Martin established a trial of various overseeding grasses to determine which species were susceptible to the fungus. After determining that the host was the Poa trivialis the course uses to overseed roughs in winter, Martin experimented with different fungicides to gauge their activity against the disease.

During his research, Martin also learned that rapid blight was causing problems on golf courses in seven other states, including Arizona, California, Colorado, Florida, Louisiana, Nevada and Texas. In California and Arizona, the disease has caused serious damage to large expanses of Poa annua, Poa trivialis and Lolium perenne (perennial ryegrass).
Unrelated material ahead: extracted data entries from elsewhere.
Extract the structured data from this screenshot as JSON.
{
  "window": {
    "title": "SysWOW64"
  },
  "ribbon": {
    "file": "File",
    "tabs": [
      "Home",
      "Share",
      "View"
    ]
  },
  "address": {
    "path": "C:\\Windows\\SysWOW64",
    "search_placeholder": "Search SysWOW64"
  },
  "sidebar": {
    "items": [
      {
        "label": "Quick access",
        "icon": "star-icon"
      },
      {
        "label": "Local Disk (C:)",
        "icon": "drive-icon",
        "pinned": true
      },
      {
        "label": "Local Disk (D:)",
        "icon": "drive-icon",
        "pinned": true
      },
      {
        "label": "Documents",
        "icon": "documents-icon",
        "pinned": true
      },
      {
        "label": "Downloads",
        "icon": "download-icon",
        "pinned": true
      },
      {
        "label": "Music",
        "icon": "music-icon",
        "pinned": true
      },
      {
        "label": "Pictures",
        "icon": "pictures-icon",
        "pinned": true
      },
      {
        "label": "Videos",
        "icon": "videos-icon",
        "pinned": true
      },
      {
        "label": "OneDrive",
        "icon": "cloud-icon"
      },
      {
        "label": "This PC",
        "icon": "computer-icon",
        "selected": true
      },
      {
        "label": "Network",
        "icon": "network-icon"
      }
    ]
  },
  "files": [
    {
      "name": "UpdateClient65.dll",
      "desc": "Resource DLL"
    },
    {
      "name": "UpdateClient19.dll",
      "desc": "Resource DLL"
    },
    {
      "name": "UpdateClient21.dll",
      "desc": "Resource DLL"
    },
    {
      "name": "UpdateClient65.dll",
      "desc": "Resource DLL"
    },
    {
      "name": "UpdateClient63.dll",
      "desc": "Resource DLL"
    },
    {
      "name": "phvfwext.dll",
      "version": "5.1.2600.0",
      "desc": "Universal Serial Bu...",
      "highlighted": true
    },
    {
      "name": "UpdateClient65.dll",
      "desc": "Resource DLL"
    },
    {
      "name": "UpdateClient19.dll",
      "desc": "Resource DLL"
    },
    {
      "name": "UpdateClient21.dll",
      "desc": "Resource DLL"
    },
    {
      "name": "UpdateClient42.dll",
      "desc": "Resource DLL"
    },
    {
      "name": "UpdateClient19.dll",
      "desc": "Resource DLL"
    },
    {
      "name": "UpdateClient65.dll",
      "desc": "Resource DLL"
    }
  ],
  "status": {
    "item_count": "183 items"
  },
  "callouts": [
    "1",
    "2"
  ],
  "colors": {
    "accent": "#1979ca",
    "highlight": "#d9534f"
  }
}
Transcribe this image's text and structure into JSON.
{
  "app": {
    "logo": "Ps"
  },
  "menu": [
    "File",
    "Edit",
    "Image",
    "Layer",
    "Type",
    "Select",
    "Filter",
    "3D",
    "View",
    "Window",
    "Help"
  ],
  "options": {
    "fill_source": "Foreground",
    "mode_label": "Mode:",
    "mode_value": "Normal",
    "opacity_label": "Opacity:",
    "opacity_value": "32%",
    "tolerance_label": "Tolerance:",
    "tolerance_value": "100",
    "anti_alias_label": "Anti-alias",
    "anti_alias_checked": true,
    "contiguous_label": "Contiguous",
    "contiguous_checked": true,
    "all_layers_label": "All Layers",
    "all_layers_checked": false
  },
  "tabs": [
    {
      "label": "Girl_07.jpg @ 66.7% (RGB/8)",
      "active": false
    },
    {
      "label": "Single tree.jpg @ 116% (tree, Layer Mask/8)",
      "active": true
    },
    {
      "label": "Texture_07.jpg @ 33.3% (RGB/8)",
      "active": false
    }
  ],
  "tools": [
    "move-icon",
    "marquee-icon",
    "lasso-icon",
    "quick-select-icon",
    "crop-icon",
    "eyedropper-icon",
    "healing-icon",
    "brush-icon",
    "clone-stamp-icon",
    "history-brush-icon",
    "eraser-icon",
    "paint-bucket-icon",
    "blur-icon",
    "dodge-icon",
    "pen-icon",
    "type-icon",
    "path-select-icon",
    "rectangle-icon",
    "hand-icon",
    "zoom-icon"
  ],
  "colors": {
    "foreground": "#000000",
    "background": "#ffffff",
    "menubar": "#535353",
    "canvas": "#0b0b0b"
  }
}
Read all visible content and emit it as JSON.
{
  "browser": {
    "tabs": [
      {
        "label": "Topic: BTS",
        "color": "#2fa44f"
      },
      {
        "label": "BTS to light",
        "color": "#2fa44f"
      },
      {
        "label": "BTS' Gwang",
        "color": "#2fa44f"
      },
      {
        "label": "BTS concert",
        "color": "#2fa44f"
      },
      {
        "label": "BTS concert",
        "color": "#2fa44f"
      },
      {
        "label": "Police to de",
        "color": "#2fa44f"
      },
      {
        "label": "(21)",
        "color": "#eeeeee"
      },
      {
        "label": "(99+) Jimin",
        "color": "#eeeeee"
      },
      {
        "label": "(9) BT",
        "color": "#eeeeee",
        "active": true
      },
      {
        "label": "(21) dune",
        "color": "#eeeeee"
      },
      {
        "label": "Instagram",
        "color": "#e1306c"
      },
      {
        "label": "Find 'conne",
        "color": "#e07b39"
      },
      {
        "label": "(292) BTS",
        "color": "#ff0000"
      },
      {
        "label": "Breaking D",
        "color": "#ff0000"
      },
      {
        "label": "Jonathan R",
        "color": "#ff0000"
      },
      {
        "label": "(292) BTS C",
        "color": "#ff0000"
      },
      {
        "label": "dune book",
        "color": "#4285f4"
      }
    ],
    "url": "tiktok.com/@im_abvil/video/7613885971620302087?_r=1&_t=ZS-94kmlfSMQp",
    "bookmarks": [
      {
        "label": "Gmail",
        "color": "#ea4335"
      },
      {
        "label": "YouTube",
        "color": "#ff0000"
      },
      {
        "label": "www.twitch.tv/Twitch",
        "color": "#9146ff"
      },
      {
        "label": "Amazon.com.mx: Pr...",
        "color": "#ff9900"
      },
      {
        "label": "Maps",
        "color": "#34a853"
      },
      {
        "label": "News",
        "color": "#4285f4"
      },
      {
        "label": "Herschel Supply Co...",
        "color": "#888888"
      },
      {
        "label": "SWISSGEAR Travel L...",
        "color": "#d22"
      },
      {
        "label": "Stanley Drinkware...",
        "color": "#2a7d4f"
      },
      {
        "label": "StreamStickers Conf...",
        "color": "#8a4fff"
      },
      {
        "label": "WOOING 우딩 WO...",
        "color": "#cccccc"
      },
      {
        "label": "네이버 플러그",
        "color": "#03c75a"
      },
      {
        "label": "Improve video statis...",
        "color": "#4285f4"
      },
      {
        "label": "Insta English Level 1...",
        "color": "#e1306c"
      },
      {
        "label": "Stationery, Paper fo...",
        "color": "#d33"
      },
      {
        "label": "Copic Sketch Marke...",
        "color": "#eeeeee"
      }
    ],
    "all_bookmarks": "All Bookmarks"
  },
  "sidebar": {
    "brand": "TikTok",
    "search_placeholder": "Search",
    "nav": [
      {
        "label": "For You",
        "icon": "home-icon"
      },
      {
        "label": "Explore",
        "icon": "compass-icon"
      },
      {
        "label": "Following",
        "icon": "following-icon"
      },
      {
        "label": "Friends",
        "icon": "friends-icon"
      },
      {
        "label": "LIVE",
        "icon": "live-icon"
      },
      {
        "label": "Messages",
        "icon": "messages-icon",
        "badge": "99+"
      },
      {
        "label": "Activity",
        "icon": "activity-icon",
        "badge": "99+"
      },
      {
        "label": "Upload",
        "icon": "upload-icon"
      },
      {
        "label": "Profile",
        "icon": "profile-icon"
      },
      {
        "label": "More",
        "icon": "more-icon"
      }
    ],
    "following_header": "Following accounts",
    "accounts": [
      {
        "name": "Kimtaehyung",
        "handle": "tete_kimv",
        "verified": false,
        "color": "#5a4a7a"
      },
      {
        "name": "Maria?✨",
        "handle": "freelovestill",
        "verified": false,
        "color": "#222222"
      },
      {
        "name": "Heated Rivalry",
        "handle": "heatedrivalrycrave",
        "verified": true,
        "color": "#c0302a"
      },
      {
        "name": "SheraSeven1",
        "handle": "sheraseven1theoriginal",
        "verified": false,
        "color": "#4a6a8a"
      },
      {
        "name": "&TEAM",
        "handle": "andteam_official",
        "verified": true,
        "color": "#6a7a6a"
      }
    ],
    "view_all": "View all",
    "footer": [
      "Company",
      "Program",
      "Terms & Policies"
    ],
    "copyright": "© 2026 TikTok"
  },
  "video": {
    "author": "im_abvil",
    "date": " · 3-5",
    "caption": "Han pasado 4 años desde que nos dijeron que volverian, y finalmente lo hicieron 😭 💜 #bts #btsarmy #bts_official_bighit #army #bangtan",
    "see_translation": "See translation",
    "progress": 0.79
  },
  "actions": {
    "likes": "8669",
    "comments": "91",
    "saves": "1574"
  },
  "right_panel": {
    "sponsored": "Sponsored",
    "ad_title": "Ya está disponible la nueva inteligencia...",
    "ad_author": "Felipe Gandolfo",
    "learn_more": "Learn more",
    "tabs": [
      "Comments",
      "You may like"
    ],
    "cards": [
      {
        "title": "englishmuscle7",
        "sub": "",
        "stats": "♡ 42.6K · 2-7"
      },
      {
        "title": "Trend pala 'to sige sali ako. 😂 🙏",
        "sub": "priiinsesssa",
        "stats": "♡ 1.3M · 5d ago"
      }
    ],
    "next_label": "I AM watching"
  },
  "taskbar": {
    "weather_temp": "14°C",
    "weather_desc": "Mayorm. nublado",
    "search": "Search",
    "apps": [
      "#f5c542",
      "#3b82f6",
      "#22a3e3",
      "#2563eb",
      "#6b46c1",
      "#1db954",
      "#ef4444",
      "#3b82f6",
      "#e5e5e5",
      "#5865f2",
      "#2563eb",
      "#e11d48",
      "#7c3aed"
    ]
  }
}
“All these states have locations with salty irrigation waters,” explains Martin. “That association has been very strong on both the east and west coasts.”


In the spring of 2001, rapid blight attacked 13 golf courses along the South Carolina coast and one in coastal North Carolina. In each case, Martin discovered, salt water had intruded into the irrigation water. “The disease was being caused by increases of salinity in certain aquifers along coastal environments,” he explained.

Martin observed that the occurrence of rapid blight along the Carolina coast followed a severe drought during which sodium chloride accumulated in the soil. “Because of the drought, salts were building up and not being leached by rainfall,” says Martin. “That made conditions more favorable for the organism, which dwells in salty places.”

In a field trial conducted in the fall of 2000, Martin determined that Compass, Fore and an experimental fungicide were active against rapid blight in Poa trivialis.

“Healing was promoted by Compass (trifloxystrobin) after a single application at 0.2 oz./1,000 sq. ft., and by the experimental fungicide, pyraclostrobin, after a single application at 0.9 oz./1,000 sq. ft.,” says Martin. After two applications at 6 oz./1,000 sq. ft., Fore (mancozeb) demonstrated some curative activity.

In a trial at a coastal golf course in South Carolina, Compass achieved better control of rapid blight when the rate was increased to 0.25 oz./1,000 sq. ft., says Martin.


After seeing the results of Martin's research, Gore directed his crew to apply Compass on the overseeded putting greens during the spring of 2001. They sprayed the material at the rate of 0.25 oz./1,000 sq. ft. on a two-week schedule from March through June. “That took care of it for a while,” reports Gore.

However, when Glen Dornoch overseeded the putting greens with Poa trivialis the following fall, signs of the rapid blight fungus became evident about two weeks after germination. To prevent the disease from taking hold on the putting greens, Gore directed his staff to spray Compass on a two-week schedule for the next eight months, if necessary.

“We have a handle on rapid blight now,” says Gore. “We know what it looks like and we can cut it off.”

Barbara McCabe is a freelance writer who lives in Philadelphia, Pa.